Mr. Cuomo’s action is against New York investment adviser Ivy Asset Management, now owned by Bank of New York Mellon, and its two principals, Lawrence Simon and Howard Wohl. Beginning in the late 1990s and continuing up through 2008 when Madoff’s scheme collapsed, Ivy, a 1940 Act registered investment adviser, and its principals facilitated the investment of large sums of advisory client money with Madoff’s scheme. Those clients included John P. Jeanneret and entities he controlled, Joel Danziger and Harris Makhoff and entities they controlled, the Trustees of the Engineers Joint Pension Fund, Local Unions Nos. 17, 106, 410, 463, 545 and 832 of the International Union of Operating Engineers, AFL-CIO.

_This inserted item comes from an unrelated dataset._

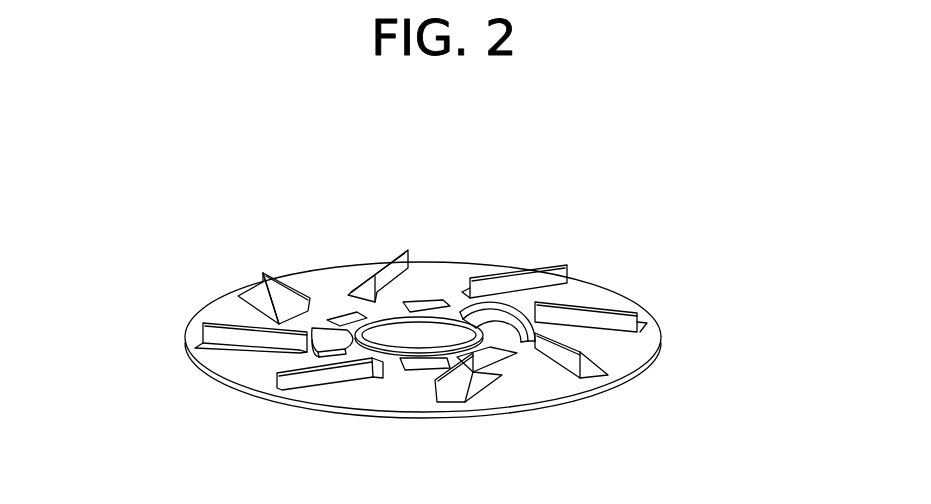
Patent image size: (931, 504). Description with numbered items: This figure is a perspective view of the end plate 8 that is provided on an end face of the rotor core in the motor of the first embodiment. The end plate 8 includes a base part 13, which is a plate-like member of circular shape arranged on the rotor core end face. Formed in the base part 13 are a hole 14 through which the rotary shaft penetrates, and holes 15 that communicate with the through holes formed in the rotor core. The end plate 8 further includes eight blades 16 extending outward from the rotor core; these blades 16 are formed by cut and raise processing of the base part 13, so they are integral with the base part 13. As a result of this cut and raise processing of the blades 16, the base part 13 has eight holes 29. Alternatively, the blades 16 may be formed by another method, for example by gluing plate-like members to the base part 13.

By the time the Madoff Ponzi scheme collapsed, Ivy had caused its clients to invest, reinvest and maintain at least $227 million with the Ponzi king. The firm had been paid at least $40 million in advisory fees. During the years of those investments, according to the complaint, the defendants failed to tell any of those clients that beginning as early as 1997 they had leaned material facts demonstrating that funds should not be invested with Madoff including:
• In 1997 and 1998 that Madoff was not investing funds in accord with his representations to investors. In the Spring of 1997, Ivy learned that while Madoff’s investment strategy called the use of OEX options, there were not enough of those contracts traded on the CBOE to support the claimed strategy. Ivy’s concerns were heightened when Madoff offered three different explanations for the discrepancy.
• In early 1997 that Madoff was misappropriating client funds to support his market making business. Madoff had previously represented that client funds were not used to support those operations.
• In May 1997 that Madoff appeared to be managing the income stream from his investment fund.
• In May 1997 that Madoff trade confirmations for OEX calls recorded more trades than reported by Bloomberg and at prices below those on the exchange.
Based on these concerns, in 1998 Ivy’s Chief of Investment Management recommended total withdrawal of its proprietary money from the Madoff fund. Those investments were small. Defendants concluded at the same time, however, that they could not withdraw the significant client positions they had placed with Madoff. A 2001 e-mail from Mr. Simon to Mr. Wohl explained the reason client funds were left with Madoff – it helped build their assets under management and there were large fees generated. Rather, clients whose funds were paced with Madoff were told by the defendants that they had no reason to believe there was anything improper in the claimed investment fund. In fact, Ivy told clients its only concern was the large amount of money Madoff had under management.
Prospective clients were told a different story. They were advised that because of Ivy’s fiduciary duties, the firm could not recommend investments with Madoff. Other potential clients were simply told not to invest with Madoff. None of this advice was shared with those whose funds were already with Madoff.
The complaint which claims fraud, failure to disclose and breach of fiduciary duty, is based on alleged violations of New York’s Martin Act and Executive Law. It seeks an injunction, accounting, restitution, disgorgement, damages, punitive damages and attorney fees and costs.